Transition Success Story: James Williams III
Doctors once told James Williams's parents their son should be institutionalized due to his severe intellectual disability and autism. Now 22, James is employed and has an active social life. He recently was offered a position working full time at a convenience store, where he is responsible for scanning the stock to let the manager know when they need more items in the store, in addition to ensuring that the aisles are neat and clean, and the shelves and magazine racks are stocked. He also works part time at the University of Maryland in the cafeteria, and has impressed his manager and supervisors with his work ethic.

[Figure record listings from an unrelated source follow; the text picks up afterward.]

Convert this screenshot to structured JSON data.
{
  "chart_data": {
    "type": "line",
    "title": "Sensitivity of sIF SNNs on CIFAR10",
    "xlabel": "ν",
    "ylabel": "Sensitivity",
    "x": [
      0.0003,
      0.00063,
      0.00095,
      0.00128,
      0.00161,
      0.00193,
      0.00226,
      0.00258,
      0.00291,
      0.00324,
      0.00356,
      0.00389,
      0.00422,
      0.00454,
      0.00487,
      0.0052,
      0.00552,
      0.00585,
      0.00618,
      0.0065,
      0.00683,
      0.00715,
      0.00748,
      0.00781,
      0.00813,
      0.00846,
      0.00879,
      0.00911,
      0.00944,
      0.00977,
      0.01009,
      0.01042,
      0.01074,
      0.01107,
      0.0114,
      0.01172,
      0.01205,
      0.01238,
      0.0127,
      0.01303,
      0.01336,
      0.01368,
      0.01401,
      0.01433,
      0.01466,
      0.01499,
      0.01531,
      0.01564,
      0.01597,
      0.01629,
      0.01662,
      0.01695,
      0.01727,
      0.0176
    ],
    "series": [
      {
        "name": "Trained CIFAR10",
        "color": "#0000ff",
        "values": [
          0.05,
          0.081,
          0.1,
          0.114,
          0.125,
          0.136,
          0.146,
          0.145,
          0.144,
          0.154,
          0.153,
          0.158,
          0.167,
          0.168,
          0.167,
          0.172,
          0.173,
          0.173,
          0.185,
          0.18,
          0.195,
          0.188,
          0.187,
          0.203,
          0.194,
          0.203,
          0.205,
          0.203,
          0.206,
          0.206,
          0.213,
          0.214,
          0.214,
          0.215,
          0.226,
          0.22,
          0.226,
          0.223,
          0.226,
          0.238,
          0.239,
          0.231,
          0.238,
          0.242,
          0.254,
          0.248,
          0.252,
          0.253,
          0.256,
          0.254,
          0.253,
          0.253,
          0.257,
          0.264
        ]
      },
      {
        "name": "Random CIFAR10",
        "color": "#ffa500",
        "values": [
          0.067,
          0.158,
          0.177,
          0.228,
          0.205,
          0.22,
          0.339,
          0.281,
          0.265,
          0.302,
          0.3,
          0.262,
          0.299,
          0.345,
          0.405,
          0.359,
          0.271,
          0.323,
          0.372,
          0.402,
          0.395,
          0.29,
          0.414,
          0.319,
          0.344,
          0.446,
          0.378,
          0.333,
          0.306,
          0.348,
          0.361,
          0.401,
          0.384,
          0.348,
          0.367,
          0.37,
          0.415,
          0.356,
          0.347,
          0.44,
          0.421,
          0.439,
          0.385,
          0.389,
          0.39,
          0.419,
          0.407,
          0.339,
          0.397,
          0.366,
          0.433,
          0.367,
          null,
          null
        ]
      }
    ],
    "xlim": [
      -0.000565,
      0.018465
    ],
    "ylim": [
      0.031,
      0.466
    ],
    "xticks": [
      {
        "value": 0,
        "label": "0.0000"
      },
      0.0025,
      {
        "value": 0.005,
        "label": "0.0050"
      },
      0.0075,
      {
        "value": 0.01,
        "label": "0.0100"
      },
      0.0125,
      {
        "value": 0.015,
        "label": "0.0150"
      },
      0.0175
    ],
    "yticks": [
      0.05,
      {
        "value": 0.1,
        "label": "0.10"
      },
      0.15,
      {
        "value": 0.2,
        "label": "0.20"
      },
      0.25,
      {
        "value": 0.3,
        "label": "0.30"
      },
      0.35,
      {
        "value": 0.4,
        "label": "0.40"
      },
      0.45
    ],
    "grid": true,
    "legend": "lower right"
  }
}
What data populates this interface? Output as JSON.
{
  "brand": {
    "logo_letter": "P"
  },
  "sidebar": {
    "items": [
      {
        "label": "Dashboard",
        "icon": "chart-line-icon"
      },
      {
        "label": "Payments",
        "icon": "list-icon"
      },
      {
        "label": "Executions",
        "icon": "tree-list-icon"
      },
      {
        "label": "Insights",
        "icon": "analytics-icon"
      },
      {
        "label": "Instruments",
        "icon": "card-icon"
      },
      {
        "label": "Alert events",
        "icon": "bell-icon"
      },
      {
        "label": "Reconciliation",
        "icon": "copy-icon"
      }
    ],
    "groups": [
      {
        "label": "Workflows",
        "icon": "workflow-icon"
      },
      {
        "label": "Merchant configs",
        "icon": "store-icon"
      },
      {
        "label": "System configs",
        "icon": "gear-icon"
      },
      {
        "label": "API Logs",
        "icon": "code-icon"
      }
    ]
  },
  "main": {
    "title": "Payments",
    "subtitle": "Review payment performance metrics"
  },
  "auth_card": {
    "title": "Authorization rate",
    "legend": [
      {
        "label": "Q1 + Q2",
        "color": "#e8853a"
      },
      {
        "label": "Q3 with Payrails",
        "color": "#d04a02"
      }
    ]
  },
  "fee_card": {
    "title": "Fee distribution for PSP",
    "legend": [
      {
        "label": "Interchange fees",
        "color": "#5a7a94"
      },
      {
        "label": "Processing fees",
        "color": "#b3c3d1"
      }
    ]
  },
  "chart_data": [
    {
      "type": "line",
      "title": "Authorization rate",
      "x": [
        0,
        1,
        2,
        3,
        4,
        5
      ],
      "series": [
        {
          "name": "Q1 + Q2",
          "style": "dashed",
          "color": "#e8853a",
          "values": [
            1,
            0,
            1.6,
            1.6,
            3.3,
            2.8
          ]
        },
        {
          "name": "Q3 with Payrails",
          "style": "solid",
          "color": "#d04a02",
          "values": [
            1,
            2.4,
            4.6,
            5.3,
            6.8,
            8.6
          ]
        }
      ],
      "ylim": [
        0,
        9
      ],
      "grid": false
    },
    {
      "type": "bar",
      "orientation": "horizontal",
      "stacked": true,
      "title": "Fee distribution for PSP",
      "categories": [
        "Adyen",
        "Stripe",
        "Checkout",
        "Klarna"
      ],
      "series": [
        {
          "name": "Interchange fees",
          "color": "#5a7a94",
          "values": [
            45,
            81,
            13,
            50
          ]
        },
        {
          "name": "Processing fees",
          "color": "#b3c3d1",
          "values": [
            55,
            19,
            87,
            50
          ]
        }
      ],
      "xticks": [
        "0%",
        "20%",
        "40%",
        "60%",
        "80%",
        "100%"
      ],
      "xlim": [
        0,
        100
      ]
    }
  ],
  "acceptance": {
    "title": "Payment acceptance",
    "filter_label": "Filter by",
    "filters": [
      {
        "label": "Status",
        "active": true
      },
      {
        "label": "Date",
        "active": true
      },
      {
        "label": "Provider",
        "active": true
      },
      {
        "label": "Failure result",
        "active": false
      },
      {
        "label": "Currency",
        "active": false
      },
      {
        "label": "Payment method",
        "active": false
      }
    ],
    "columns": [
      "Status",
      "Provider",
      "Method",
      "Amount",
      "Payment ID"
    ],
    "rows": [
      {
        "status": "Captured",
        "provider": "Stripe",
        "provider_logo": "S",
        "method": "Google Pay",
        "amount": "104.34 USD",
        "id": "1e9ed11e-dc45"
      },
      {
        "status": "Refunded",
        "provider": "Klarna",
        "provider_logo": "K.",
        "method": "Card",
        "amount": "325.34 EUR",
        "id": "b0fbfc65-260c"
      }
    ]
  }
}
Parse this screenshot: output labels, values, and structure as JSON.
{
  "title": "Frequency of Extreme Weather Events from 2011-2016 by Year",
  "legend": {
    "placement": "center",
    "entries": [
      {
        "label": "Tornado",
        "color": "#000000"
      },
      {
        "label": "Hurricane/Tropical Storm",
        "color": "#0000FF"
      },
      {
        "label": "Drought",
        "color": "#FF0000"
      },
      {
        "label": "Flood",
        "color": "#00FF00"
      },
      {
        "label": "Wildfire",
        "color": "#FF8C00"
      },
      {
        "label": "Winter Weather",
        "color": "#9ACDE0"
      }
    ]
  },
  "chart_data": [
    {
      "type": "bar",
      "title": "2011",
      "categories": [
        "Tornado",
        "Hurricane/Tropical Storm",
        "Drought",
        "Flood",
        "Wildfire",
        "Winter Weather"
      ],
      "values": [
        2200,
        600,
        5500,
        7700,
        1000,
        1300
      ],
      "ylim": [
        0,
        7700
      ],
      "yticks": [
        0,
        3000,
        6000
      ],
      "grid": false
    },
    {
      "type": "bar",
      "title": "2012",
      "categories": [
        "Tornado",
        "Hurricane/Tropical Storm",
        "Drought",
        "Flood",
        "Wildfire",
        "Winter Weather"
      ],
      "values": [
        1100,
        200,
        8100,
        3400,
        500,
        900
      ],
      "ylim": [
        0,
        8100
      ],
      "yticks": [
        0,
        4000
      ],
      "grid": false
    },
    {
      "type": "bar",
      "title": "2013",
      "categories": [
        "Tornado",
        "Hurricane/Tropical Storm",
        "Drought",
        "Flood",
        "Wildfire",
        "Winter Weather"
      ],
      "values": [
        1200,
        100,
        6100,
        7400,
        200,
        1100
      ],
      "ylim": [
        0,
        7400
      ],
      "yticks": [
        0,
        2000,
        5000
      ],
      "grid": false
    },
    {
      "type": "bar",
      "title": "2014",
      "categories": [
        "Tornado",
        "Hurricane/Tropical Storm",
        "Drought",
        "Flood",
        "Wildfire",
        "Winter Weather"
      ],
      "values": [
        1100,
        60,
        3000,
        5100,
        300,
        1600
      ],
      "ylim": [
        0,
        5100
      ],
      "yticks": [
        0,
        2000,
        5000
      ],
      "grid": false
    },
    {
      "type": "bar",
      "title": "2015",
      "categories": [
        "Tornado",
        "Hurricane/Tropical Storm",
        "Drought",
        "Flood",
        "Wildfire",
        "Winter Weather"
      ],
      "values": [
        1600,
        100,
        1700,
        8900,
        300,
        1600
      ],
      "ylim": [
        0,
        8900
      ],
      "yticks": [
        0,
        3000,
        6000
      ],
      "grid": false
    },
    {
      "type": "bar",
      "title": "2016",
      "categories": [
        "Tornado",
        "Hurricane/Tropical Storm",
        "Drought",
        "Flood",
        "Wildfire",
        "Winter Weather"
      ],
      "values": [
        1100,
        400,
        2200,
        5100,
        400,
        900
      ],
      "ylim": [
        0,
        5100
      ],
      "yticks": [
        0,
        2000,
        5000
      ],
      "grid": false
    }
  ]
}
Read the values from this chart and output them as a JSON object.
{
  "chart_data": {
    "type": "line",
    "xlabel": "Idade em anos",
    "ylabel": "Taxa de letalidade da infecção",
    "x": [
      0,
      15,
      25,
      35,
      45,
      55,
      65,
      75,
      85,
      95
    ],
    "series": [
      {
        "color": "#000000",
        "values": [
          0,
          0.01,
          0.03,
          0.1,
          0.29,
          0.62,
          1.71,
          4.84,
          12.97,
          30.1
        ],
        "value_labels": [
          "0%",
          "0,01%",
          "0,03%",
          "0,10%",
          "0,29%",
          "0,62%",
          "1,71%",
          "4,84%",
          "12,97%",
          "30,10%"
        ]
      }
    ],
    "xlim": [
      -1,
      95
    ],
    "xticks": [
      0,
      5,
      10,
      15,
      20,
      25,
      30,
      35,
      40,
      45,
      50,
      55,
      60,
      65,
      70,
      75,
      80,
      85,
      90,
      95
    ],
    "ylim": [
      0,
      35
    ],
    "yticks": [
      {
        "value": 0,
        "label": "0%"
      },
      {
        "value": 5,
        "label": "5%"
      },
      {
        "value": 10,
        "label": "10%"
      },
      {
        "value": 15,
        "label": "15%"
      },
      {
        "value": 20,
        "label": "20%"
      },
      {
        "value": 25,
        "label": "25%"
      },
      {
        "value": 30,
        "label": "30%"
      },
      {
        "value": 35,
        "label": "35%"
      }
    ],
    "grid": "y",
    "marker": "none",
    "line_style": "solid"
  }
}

On weekends, James participates in a social club called The Weekenders with other individuals with disabilities, going to the movies and dinner theaters, bowling, playing board games, visiting museums, and other activities. He is also involved in a church group and the Special Olympics.
Keys to Success
James received more than 15 years of special education and behavioral intervention services at Kennedy Krieger Institute. Through the Institute's specialized autism education program, James developed important life skills and participated in work-based learning. Throughout James's childhood, his parents maintained high expectations for James. “Autism is a diagnosis, not an excuse,” is an oft-cited mantra of James's parents, who insisted that James wash his own clothes, clean his room, make his bed, take out the trash, clean the bathroom, and vacuum the house. James's family actively sought out vocational, employment, and social opportunities for James throughout the community.
“We are so, so proud of James for his achievements. Seeing where he was, compared to where he is now, he's done nothing but make us very, very proud.”